La force du start-up studio : équipe, process et outils
Une communauté de 200 personnes sur Slack
Au-delà de cette "core team" qui fait la force du start-up studio, deux éléments. D'abord, l'apprentissage des process, qui reste gravé dans la mémoire du studio. "Tout ce que l'on fait, du recrutement aux réunions produits en passant par la manière d'utiliser tel ou tel logiciel, est documenté dans une base de données", raconte Thibaud Elzière. " Nous avons aussi un système d'entraide entre nos start-up, avec une communauté de 200 personnes sur Slack." Enfin, le start-up studio dispose d'outils en commun : "Ce qu'on appelle 'The Network', notre plateforme technique, regroupe un système de briques, d'outils d'acquisitions de lead, de partage des leads entrants des clients."

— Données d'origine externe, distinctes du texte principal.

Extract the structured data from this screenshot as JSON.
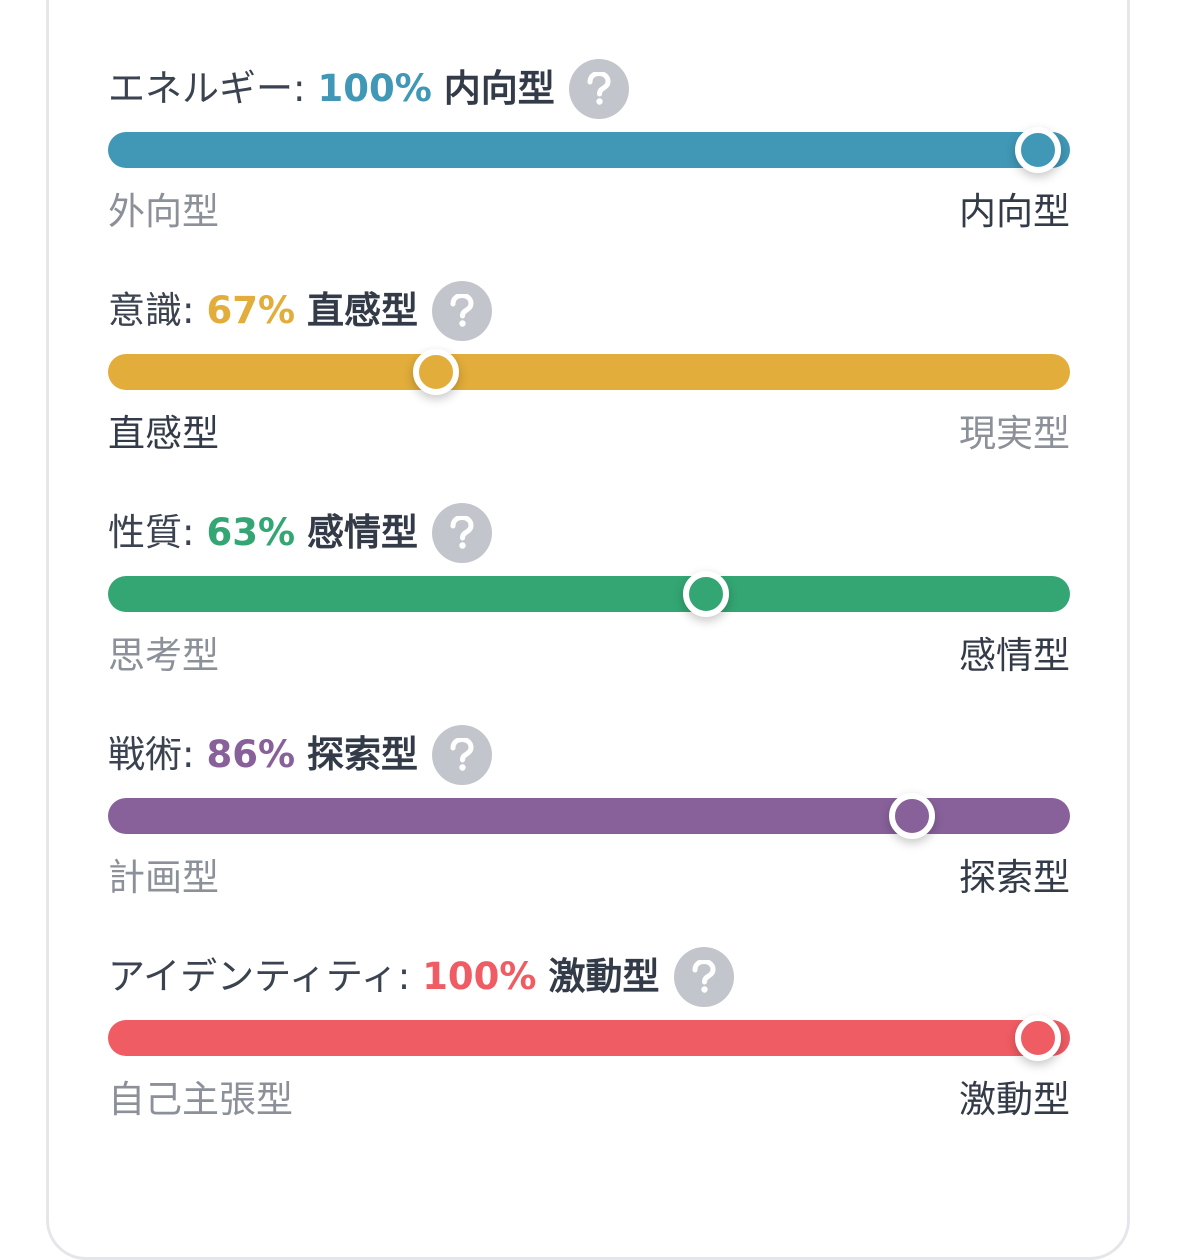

Se pose cependant la question de la fragilité d'une équipe recrutée pour l'occasion sur une idée qui ne vient pas d'elle. L'appropriation de l'idée peut-elle se faire naturellement ? "Dans une start-up traditionnelle, l'idée vient bien souvent d'un seul des fondateurs, et les autres y adhèrent", relativise Thibaud Elzière. Le matchmaking et la relation entre l'équipe incorporée et les digireants d'eFounders ne fonctionnent pas toujours : la plupart des start-up ont vu leur CEO changer en cours de route. "On n'a aucun intérêt à changer de CEO et à mettre la start-up en péril, se défend Thibaud Elzière Mais parfois, le board décide que ce n'est pas la bonne personne, quand cela ne marche pas. Le rôle de CEO n'est de toute façon pas inamovible. Le cofondateur garde cependant ses parts, conformément au pacte d'actionnaires."